While developing a gene therapy methylmalonic anemia, or MMA, scientists realized that the delivery of a corrected gene could increase the risk of liver cancer—if the gene was delivered to a particular location in the genome. If the gene was sent to a different site, by means of a modified vector, an adeno-associated virus (AAV), cancer did not develop.
The study was conducted in mice, and the portion of the mouse genome that appears unsafe to target has no human analogue. Still, the study’s basic finding—that different gene insertion sites may be associated with greater or lesser cancer risk—may be highly relevant to gene therapy in humans. Moreover, it may be possible to reduce cancer risk by modifying the vectors that deliver genes to specific sites in the cell’s DNA.
These findings appeared January 20 in the Journal of Clinical Investigation (JCI), in an article entitled, “Vector design influences hepatic genotoxicity after adeno-associated virus gene therapy.” The article noted that while gene therapy has demonstrated efficacy in a growing number of clinical trials, the safety of AAV as a vector has been challenged.
AAV-mediated gene delivery was linked to liver cancer by just one study. In contrast, AAV-mediated was not associated with genotoxicity in most other studies. Even a tenuous link between AAV and cancer, however, merited a closer look, reasoned scientists at the National Human Genome Research Institute (NHGRI). These scientists decided to perform a comprehensive study of hepatocellular carcinoma (HCC) in a large number of mice following therapeutic AAV gene delivery.
“Using a sensitive high-throughput integration site-capture technique and global expressional analysis, we found that AAV integration into the RNA imprinted and accumulated in nucleus (Rian) locus, and the resulting overexpression of proximal microRNAs and retrotransposon-like 1 (Rtl1) were associated with HCC,” wrote the authors of the JCI article. “In addition, we demonstrated that the AAV vector dose, enhancer/promoter selection, and the timing of gene delivery are all critical factors for determining HCC incidence after AAV gene delivery.”
Initially, the scientists documented a 50–70% higher occurrence of liver cancer in AAV-treated mice compared with a 10% liver cancer rate in untreated mice. The scientists also determined that the AAV vector triggered the cancer. When the researchers used an alternate AAV vector to deliver the corrected gene in a study of just 10 mice, that vector did not insert where it would elevate the expression of nearby genes, and it did not cause liver cancer. The researchers found that this modification was a safer gene therapy.

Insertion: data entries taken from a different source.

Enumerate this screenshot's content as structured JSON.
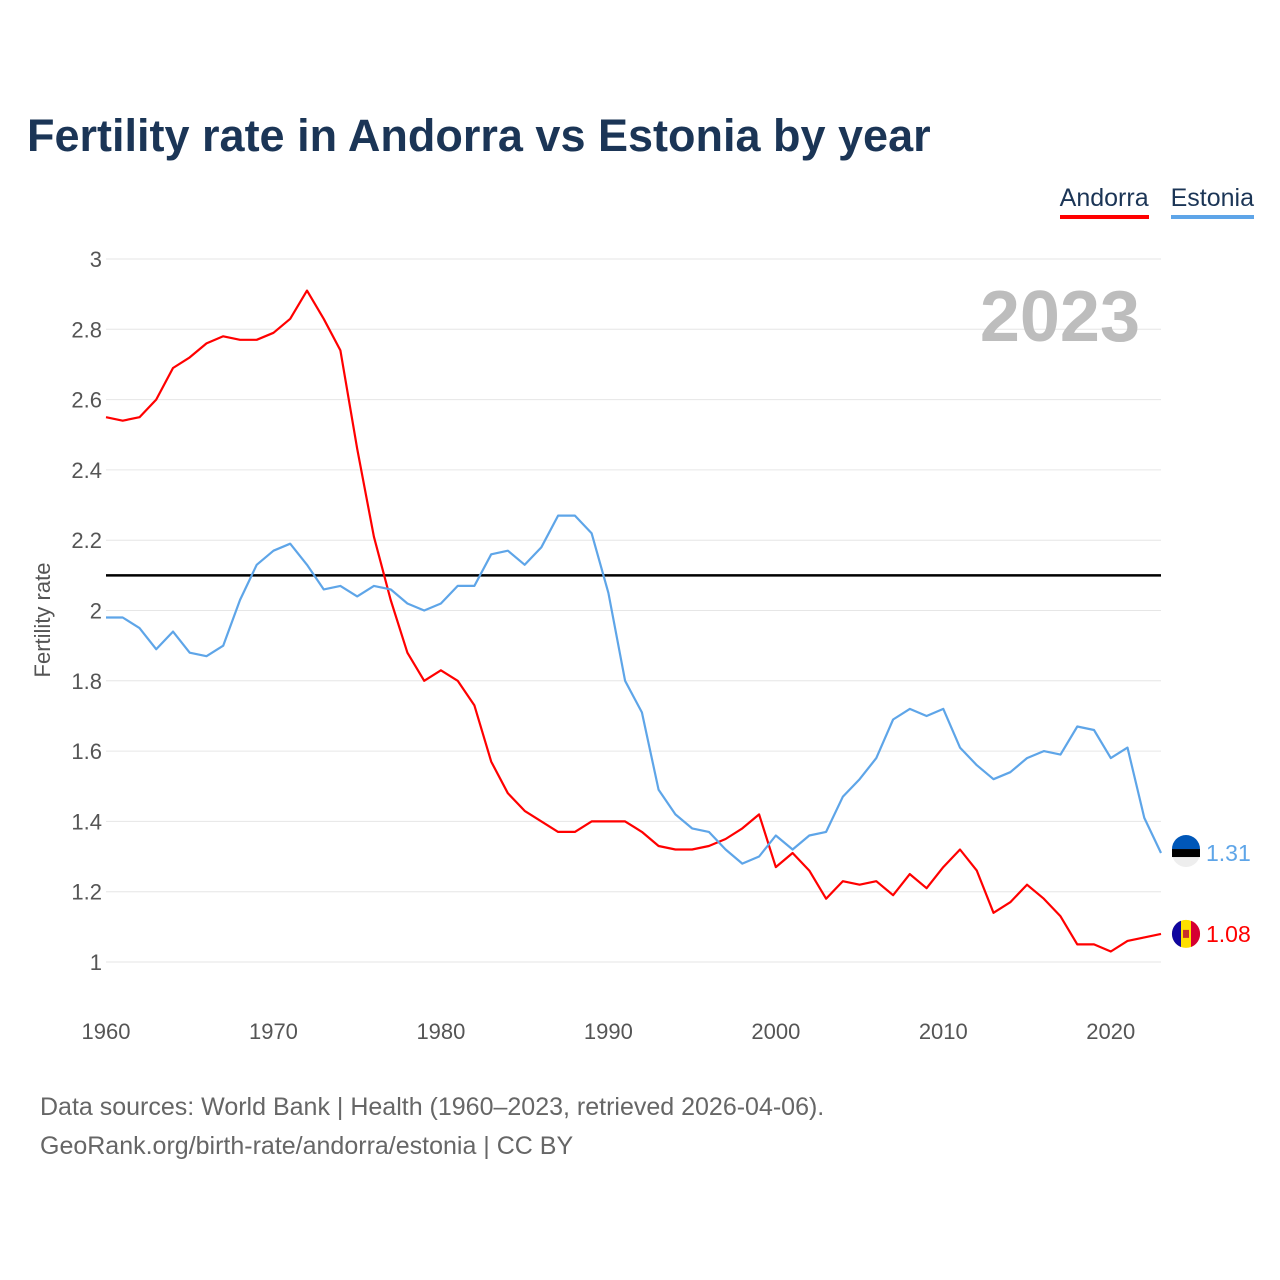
{
  "chart_data": {
    "type": "line",
    "title": "Fertility rate in Andorra vs Estonia by year",
    "xlabel": "",
    "ylabel": "Fertility rate",
    "xlim": [
      1960,
      2023
    ],
    "ylim": [
      1,
      3
    ],
    "x_ticks": [
      "1960",
      "1970",
      "1980",
      "1990",
      "2000",
      "2010",
      "2020"
    ],
    "y_ticks": [
      "1",
      "1.2",
      "1.4",
      "1.6",
      "1.8",
      "2",
      "2.2",
      "2.4",
      "2.6",
      "2.8",
      "3"
    ],
    "grid": true,
    "legend_placement": "top-right",
    "year_label": "2023",
    "reference_line": 2.1,
    "x_start": 1960,
    "series": [
      {
        "name": "Andorra",
        "color": "#ff0000",
        "end_label": "1.08",
        "values": [
          2.55,
          2.54,
          2.55,
          2.6,
          2.69,
          2.72,
          2.76,
          2.78,
          2.77,
          2.77,
          2.79,
          2.83,
          2.91,
          2.83,
          2.74,
          2.46,
          2.21,
          2.03,
          1.88,
          1.8,
          1.83,
          1.8,
          1.73,
          1.57,
          1.48,
          1.43,
          1.4,
          1.37,
          1.37,
          1.4,
          1.4,
          1.4,
          1.37,
          1.33,
          1.32,
          1.32,
          1.33,
          1.35,
          1.38,
          1.42,
          1.27,
          1.31,
          1.26,
          1.18,
          1.23,
          1.22,
          1.23,
          1.19,
          1.25,
          1.21,
          1.27,
          1.32,
          1.26,
          1.14,
          1.17,
          1.22,
          1.18,
          1.13,
          1.05,
          1.05,
          1.03,
          1.06,
          1.07,
          1.08
        ]
      },
      {
        "name": "Estonia",
        "color": "#5ea5e8",
        "end_label": "1.31",
        "values": [
          1.98,
          1.98,
          1.95,
          1.89,
          1.94,
          1.88,
          1.87,
          1.9,
          2.03,
          2.13,
          2.17,
          2.19,
          2.13,
          2.06,
          2.07,
          2.04,
          2.07,
          2.06,
          2.02,
          2.0,
          2.02,
          2.07,
          2.07,
          2.16,
          2.17,
          2.13,
          2.18,
          2.27,
          2.27,
          2.22,
          2.05,
          1.8,
          1.71,
          1.49,
          1.42,
          1.38,
          1.37,
          1.32,
          1.28,
          1.3,
          1.36,
          1.32,
          1.36,
          1.37,
          1.47,
          1.52,
          1.58,
          1.69,
          1.72,
          1.7,
          1.72,
          1.61,
          1.56,
          1.52,
          1.54,
          1.58,
          1.6,
          1.59,
          1.67,
          1.66,
          1.58,
          1.61,
          1.41,
          1.31
        ]
      }
    ]
  },
  "footer": {
    "source": "Data sources: World Bank | Health (1960–2023, retrieved 2026-04-06).",
    "credit": "GeoRank.org/birth-rate/andorra/estonia | CC BY"
  }
}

“These studies will help us move forward to develop safer gene therapy for methylmalonic acidemia,” said Randy Chandler, Ph.D., lead author and NHGRI staff scientist. “Most of the AAV integrations that caused liver cancer landed in a gene that is not found in the human genome, which suggests that the cancers we observed after AAV gene therapy may have been a mouse-specific phenomenon. However, these studies do convincingly demonstrate that AAV can be a cancer-causing agent, which argues for further studies.”

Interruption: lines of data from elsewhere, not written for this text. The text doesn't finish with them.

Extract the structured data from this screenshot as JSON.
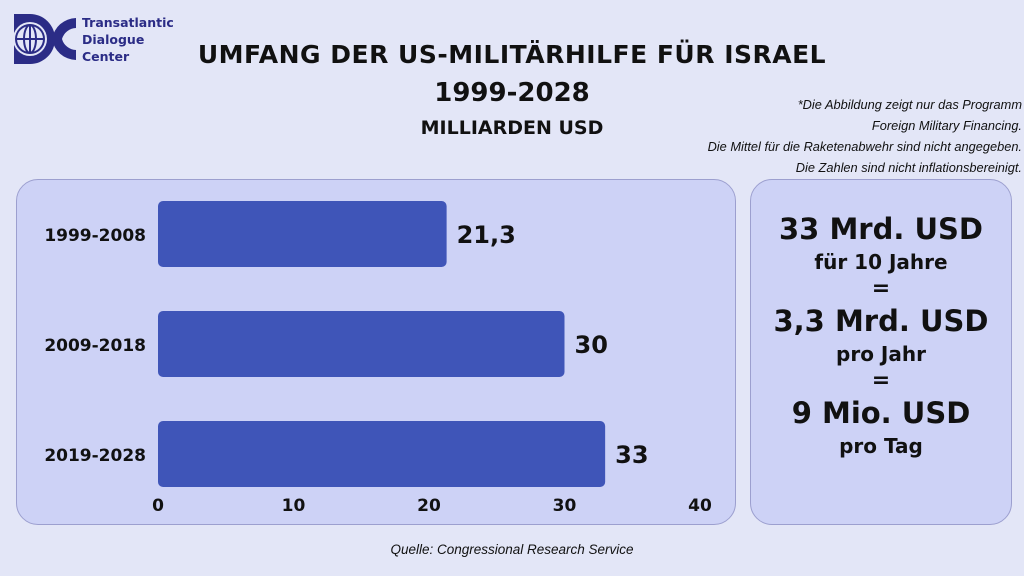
{
  "logo": {
    "icon": "tdc-globe-logo",
    "lines": [
      "Transatlantic",
      "Dialogue",
      "Center"
    ],
    "color": "#2b2c86"
  },
  "title": {
    "line1": "UMFANG DER US-MILITÄRHILFE FÜR ISRAEL",
    "line2": "1999-2028",
    "line3": "MILLIARDEN USD"
  },
  "note": [
    "*Die Abbildung zeigt nur das Programm",
    "Foreign Military Financing.",
    "Die Mittel für die Raketenabwehr sind nicht angegeben.",
    "Die Zahlen sind nicht inflationsbereinigt."
  ],
  "chart_data": {
    "type": "bar",
    "orientation": "horizontal",
    "categories": [
      "1999-2008",
      "2009-2018",
      "2019-2028"
    ],
    "values": [
      21.3,
      30,
      33
    ],
    "value_labels": [
      "21,3",
      "30",
      "33"
    ],
    "xlim": [
      0,
      40
    ],
    "x_ticks": [
      0,
      10,
      20,
      30,
      40
    ],
    "bar_color": "#3f55b8",
    "grid": false
  },
  "info": {
    "line1": "33 Mrd. USD",
    "line2": "für 10 Jahre",
    "eq1": "=",
    "line3": "3,3 Mrd. USD",
    "line4": "pro Jahr",
    "eq2": "=",
    "line5": "9 Mio. USD",
    "line6": "pro Tag"
  },
  "source": "Quelle: Congressional Research Service"
}
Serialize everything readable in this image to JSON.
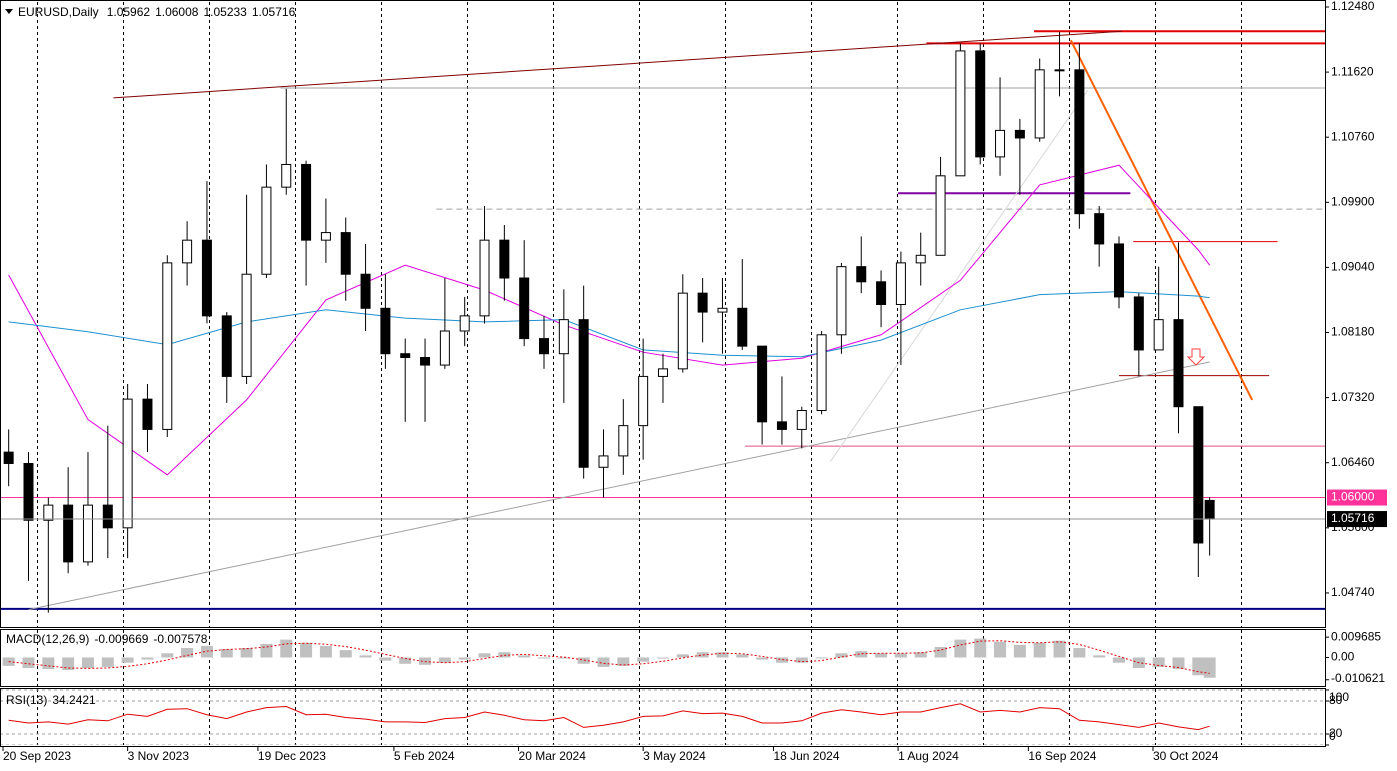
{
  "chart_data": {
    "type": "candlestick",
    "symbol": "EURUSD,Daily",
    "x": [
      "22 Sep 2023",
      "29 Sep 2023",
      "6 Oct 2023",
      "13 Oct 2023",
      "20 Oct 2023",
      "27 Oct 2023",
      "3 Nov 2023",
      "10 Nov 2023",
      "17 Nov 2023",
      "24 Nov 2023",
      "1 Dec 2023",
      "8 Dec 2023",
      "15 Dec 2023",
      "22 Dec 2023",
      "29 Dec 2023",
      "5 Jan 2024",
      "12 Jan 2024",
      "19 Jan 2024",
      "26 Jan 2024",
      "2 Feb 2024",
      "9 Feb 2024",
      "16 Feb 2024",
      "23 Feb 2024",
      "1 Mar 2024",
      "8 Mar 2024",
      "15 Mar 2024",
      "22 Mar 2024",
      "29 Mar 2024",
      "5 Apr 2024",
      "12 Apr 2024",
      "19 Apr 2024",
      "26 Apr 2024",
      "3 May 2024",
      "10 May 2024",
      "17 May 2024",
      "24 May 2024",
      "31 May 2024",
      "7 Jun 2024",
      "14 Jun 2024",
      "21 Jun 2024",
      "28 Jun 2024",
      "5 Jul 2024",
      "12 Jul 2024",
      "19 Jul 2024",
      "26 Jul 2024",
      "2 Aug 2024",
      "9 Aug 2024",
      "16 Aug 2024",
      "23 Aug 2024",
      "30 Aug 2024",
      "6 Sep 2024",
      "13 Sep 2024",
      "20 Sep 2024",
      "27 Sep 2024",
      "4 Oct 2024",
      "11 Oct 2024",
      "18 Oct 2024",
      "25 Oct 2024",
      "1 Nov 2024",
      "8 Nov 2024",
      "15 Nov 2024",
      "19 Nov 2024"
    ],
    "open": [
      1.066,
      1.0645,
      1.057,
      1.059,
      1.0515,
      1.059,
      1.056,
      1.073,
      1.069,
      1.091,
      1.094,
      1.084,
      1.076,
      1.0895,
      1.101,
      1.104,
      1.094,
      1.095,
      1.0895,
      1.085,
      1.079,
      1.0785,
      1.0775,
      1.082,
      1.084,
      1.094,
      1.089,
      1.081,
      1.079,
      1.0835,
      1.064,
      1.0655,
      1.0695,
      1.076,
      1.077,
      1.087,
      1.0845,
      1.085,
      1.08,
      1.07,
      1.069,
      1.0715,
      1.0815,
      1.0905,
      1.0885,
      1.0855,
      1.091,
      1.092,
      1.1025,
      1.119,
      1.105,
      1.1085,
      1.1075,
      1.1165,
      1.1165,
      1.0975,
      1.0935,
      1.0865,
      1.0795,
      1.0835,
      1.072,
      1.05962
    ],
    "high": [
      1.069,
      1.066,
      1.06,
      1.064,
      1.066,
      1.0695,
      1.075,
      1.075,
      1.092,
      1.0965,
      1.1018,
      1.0845,
      1.1,
      1.104,
      1.114,
      1.1045,
      1.0995,
      1.097,
      1.0935,
      1.0895,
      1.081,
      1.081,
      1.089,
      1.0865,
      1.0985,
      1.096,
      1.094,
      1.084,
      1.0875,
      1.088,
      1.069,
      1.073,
      1.081,
      1.079,
      1.0895,
      1.089,
      1.089,
      1.0915,
      1.08,
      1.076,
      1.072,
      1.082,
      1.091,
      1.0945,
      1.09,
      1.0925,
      1.095,
      1.105,
      1.12,
      1.12,
      1.1155,
      1.11,
      1.118,
      1.1215,
      1.12,
      1.0985,
      1.0945,
      1.087,
      1.0905,
      1.0937,
      1.072,
      1.06008
    ],
    "low": [
      1.0615,
      1.049,
      1.0448,
      1.05,
      1.051,
      1.052,
      1.052,
      1.066,
      1.068,
      1.088,
      1.083,
      1.0725,
      1.075,
      1.089,
      1.1,
      1.088,
      1.091,
      1.086,
      1.082,
      1.077,
      1.07,
      1.07,
      1.077,
      1.08,
      1.083,
      1.086,
      1.08,
      1.077,
      1.0725,
      1.0625,
      1.06,
      1.063,
      1.065,
      1.0725,
      1.0765,
      1.0805,
      1.079,
      1.0795,
      1.067,
      1.067,
      1.0665,
      1.071,
      1.079,
      1.087,
      1.0825,
      1.0775,
      1.088,
      1.092,
      1.103,
      1.104,
      1.1025,
      1.1,
      1.107,
      1.113,
      1.0955,
      1.0905,
      1.085,
      1.076,
      1.08,
      1.0685,
      1.0495,
      1.05233
    ],
    "close": [
      1.0645,
      1.057,
      1.059,
      1.0515,
      1.059,
      1.056,
      1.073,
      1.069,
      1.091,
      1.094,
      1.084,
      1.076,
      1.0895,
      1.101,
      1.104,
      1.094,
      1.095,
      1.0895,
      1.085,
      1.079,
      1.0785,
      1.0775,
      1.082,
      1.084,
      1.094,
      1.089,
      1.081,
      1.079,
      1.0835,
      1.064,
      1.0655,
      1.0695,
      1.076,
      1.077,
      1.087,
      1.0845,
      1.085,
      1.08,
      1.07,
      1.069,
      1.0715,
      1.0815,
      1.0905,
      1.0885,
      1.0855,
      1.091,
      1.092,
      1.1025,
      1.119,
      1.105,
      1.1085,
      1.1075,
      1.1165,
      1.1165,
      1.0975,
      1.0935,
      1.0865,
      1.0795,
      1.0835,
      1.072,
      1.054,
      1.05716
    ],
    "up_color": "#ffffff",
    "down_color": "#000000",
    "ylim": [
      1.0429,
      1.12546
    ],
    "yticks": [
      {
        "value": 1.1248,
        "label": "1.12480"
      },
      {
        "value": 1.1162,
        "label": "1.11620"
      },
      {
        "value": 1.1076,
        "label": "1.10760"
      },
      {
        "value": 1.099,
        "label": "1.09900"
      },
      {
        "value": 1.0904,
        "label": "1.09040"
      },
      {
        "value": 1.0818,
        "label": "1.08180"
      },
      {
        "value": 1.0732,
        "label": "1.07320"
      },
      {
        "value": 1.0646,
        "label": "1.06460"
      },
      {
        "value": 1.056,
        "label": "1.05600"
      },
      {
        "value": 1.0474,
        "label": "1.04740"
      }
    ],
    "xticks": [
      "20 Sep 2023",
      "3 Nov 2023",
      "19 Dec 2023",
      "5 Feb 2024",
      "20 Mar 2024",
      "3 May 2024",
      "18 Jun 2024",
      "1 Aug 2024",
      "16 Sep 2024",
      "30 Oct 2024"
    ],
    "ma": [
      {
        "color": "#e000e0",
        "x": [
          "22 Sep 2023",
          "20 Oct 2023",
          "17 Nov 2023",
          "15 Dec 2023",
          "12 Jan 2024",
          "9 Feb 2024",
          "8 Mar 2024",
          "5 Apr 2024",
          "3 May 2024",
          "31 May 2024",
          "28 Jun 2024",
          "26 Jul 2024",
          "23 Aug 2024",
          "20 Sep 2024",
          "18 Oct 2024",
          "15 Nov 2024",
          "19 Nov 2024"
        ],
        "values": [
          1.0894,
          1.0703,
          1.063,
          1.0729,
          1.0861,
          1.0907,
          1.0874,
          1.0828,
          1.0792,
          1.0775,
          1.0784,
          1.0815,
          1.0887,
          1.1013,
          1.1039,
          1.0927,
          1.0907
        ]
      },
      {
        "color": "#1e90d0",
        "x": [
          "22 Sep 2023",
          "20 Oct 2023",
          "17 Nov 2023",
          "15 Dec 2023",
          "12 Jan 2024",
          "9 Feb 2024",
          "8 Mar 2024",
          "5 Apr 2024",
          "3 May 2024",
          "31 May 2024",
          "28 Jun 2024",
          "26 Jul 2024",
          "23 Aug 2024",
          "20 Sep 2024",
          "18 Oct 2024",
          "15 Nov 2024",
          "19 Nov 2024"
        ],
        "values": [
          1.0832,
          1.0819,
          1.0802,
          1.0832,
          1.0848,
          1.0837,
          1.0832,
          1.0835,
          1.0795,
          1.0788,
          1.0786,
          1.0808,
          1.0848,
          1.0868,
          1.0872,
          1.0866,
          1.0864
        ]
      }
    ],
    "levels": [
      {
        "value": 1.1216,
        "color": "#e00000",
        "width": 2,
        "from": "18 Sep 2024"
      },
      {
        "value": 1.12,
        "color": "#e00000",
        "width": 2,
        "from": "11 Aug 2024"
      },
      {
        "value": 1.1141,
        "color": "#a0a0a0",
        "width": 1,
        "from": "27 Dec 2023"
      },
      {
        "value": 1.1002,
        "color": "#8000a0",
        "width": 2,
        "from": "1 Aug 2024",
        "to": "22 Oct 2024"
      },
      {
        "value": 1.0981,
        "color": "#a0a0a0",
        "width": 1,
        "dash": true,
        "from": "20 Feb 2024"
      },
      {
        "value": 1.0938,
        "color": "#e00000",
        "width": 1,
        "from": "23 Oct 2024",
        "to": "13 Dec 2024"
      },
      {
        "value": 1.0761,
        "color": "#a00000",
        "width": 1,
        "from": "18 Oct 2024",
        "to": "10 Dec 2024"
      },
      {
        "value": 1.0668,
        "color": "#e05080",
        "width": 1,
        "from": "8 Jun 2024"
      },
      {
        "value": 1.06,
        "color": "#ff3399",
        "width": 1,
        "label": "1.06000"
      },
      {
        "value": 1.0453,
        "color": "#000080",
        "width": 2
      }
    ],
    "trendlines": [
      {
        "x": [
          "29 Oct 2023",
          "19 Oct 2024"
        ],
        "y": [
          1.1128,
          1.1216
        ],
        "color": "#800000",
        "width": 1
      },
      {
        "x": [
          "29 Sep 2023",
          "19 Nov 2024"
        ],
        "y": [
          1.0452,
          1.0779
        ],
        "color": "#a0a0a0",
        "width": 1
      },
      {
        "x": [
          "1 Oct 2024",
          "4 Dec 2024"
        ],
        "y": [
          1.1204,
          1.0729
        ],
        "color": "#ff6000",
        "width": 2
      },
      {
        "x": [
          "8 Jul 2024",
          "7 Oct 2024"
        ],
        "y": [
          1.0647,
          1.1138
        ],
        "color": "#d8d8d8",
        "width": 1
      }
    ],
    "macd": {
      "title": "MACD(12,26,9)",
      "values": [
        -0.004,
        -0.005,
        -0.0055,
        -0.006,
        -0.005,
        -0.0045,
        -0.0025,
        -0.001,
        0.002,
        0.0045,
        0.0055,
        0.004,
        0.0045,
        0.0065,
        0.0085,
        0.007,
        0.0055,
        0.0035,
        0.001,
        -0.0015,
        -0.003,
        -0.0035,
        -0.0025,
        -0.001,
        0.002,
        0.0025,
        0.001,
        -0.0005,
        -0.0005,
        -0.003,
        -0.0045,
        -0.004,
        -0.002,
        -0.0005,
        0.0015,
        0.0025,
        0.0025,
        0.0015,
        -0.001,
        -0.0025,
        -0.0025,
        -0.0005,
        0.002,
        0.003,
        0.002,
        0.002,
        0.0025,
        0.005,
        0.0085,
        0.009,
        0.0075,
        0.006,
        0.007,
        0.008,
        0.0045,
        0.001,
        -0.0025,
        -0.005,
        -0.0045,
        -0.0055,
        -0.0085,
        -0.009669
      ],
      "signal": [
        -0.002,
        -0.003,
        -0.004,
        -0.005,
        -0.0052,
        -0.005,
        -0.0042,
        -0.003,
        -0.0012,
        0.001,
        0.003,
        0.0038,
        0.0042,
        0.005,
        0.0065,
        0.0068,
        0.0063,
        0.0052,
        0.0035,
        0.0015,
        -0.0005,
        -0.002,
        -0.0025,
        -0.002,
        -0.0005,
        0.001,
        0.0015,
        0.0008,
        0.0002,
        -0.0012,
        -0.0028,
        -0.0036,
        -0.003,
        -0.0018,
        -0.0002,
        0.0012,
        0.002,
        0.0018,
        0.0005,
        -0.001,
        -0.002,
        -0.0015,
        0.0002,
        0.0018,
        0.002,
        0.002,
        0.0022,
        0.0035,
        0.006,
        0.0078,
        0.008,
        0.0072,
        0.007,
        0.0075,
        0.0062,
        0.0035,
        0.0005,
        -0.0025,
        -0.0038,
        -0.0048,
        -0.0068,
        -0.007578
      ],
      "color": "#c0c0c0",
      "signal_color": "#e00000",
      "ylim": [
        -0.0136,
        0.0131
      ],
      "yticks": [
        0.009685,
        {
          "value": 0,
          "label": "0.00"
        },
        -0.010621
      ]
    },
    "rsi": {
      "title": "RSI(13)",
      "values": [
        45,
        40,
        42,
        38,
        46,
        44,
        56,
        52,
        65,
        66,
        55,
        48,
        60,
        68,
        70,
        55,
        56,
        50,
        47,
        42,
        42,
        41,
        48,
        50,
        60,
        54,
        46,
        44,
        50,
        32,
        36,
        42,
        52,
        53,
        62,
        57,
        58,
        52,
        40,
        40,
        44,
        58,
        64,
        60,
        55,
        60,
        60,
        68,
        75,
        60,
        63,
        60,
        68,
        66,
        45,
        42,
        37,
        32,
        40,
        33,
        28,
        34.2421
      ],
      "color": "#e00000",
      "ylim": [
        0,
        100
      ],
      "yticks": [
        100,
        80,
        20,
        0
      ]
    }
  }
}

The researchers also observed that lower doses of AAV resulted in reduced rates of liver cancer compared to a control group of mice. Their data showed that the rate of cancer dropped in proportion to the dose of the AAV.
“Our observations offer the most compelling evidence to date that therapeutic gene delivery mediated by AAV can display marked genotoxicity,” the authors of the JCI article concluded. “The fact that AAV cassette design can markedly alter the incidence of genotoxicity is encouraging and illustrates how a more complete understanding of vector behavior in preclinical models could inform the risks of potential adverse events associated with AAV gene delivery in humans.”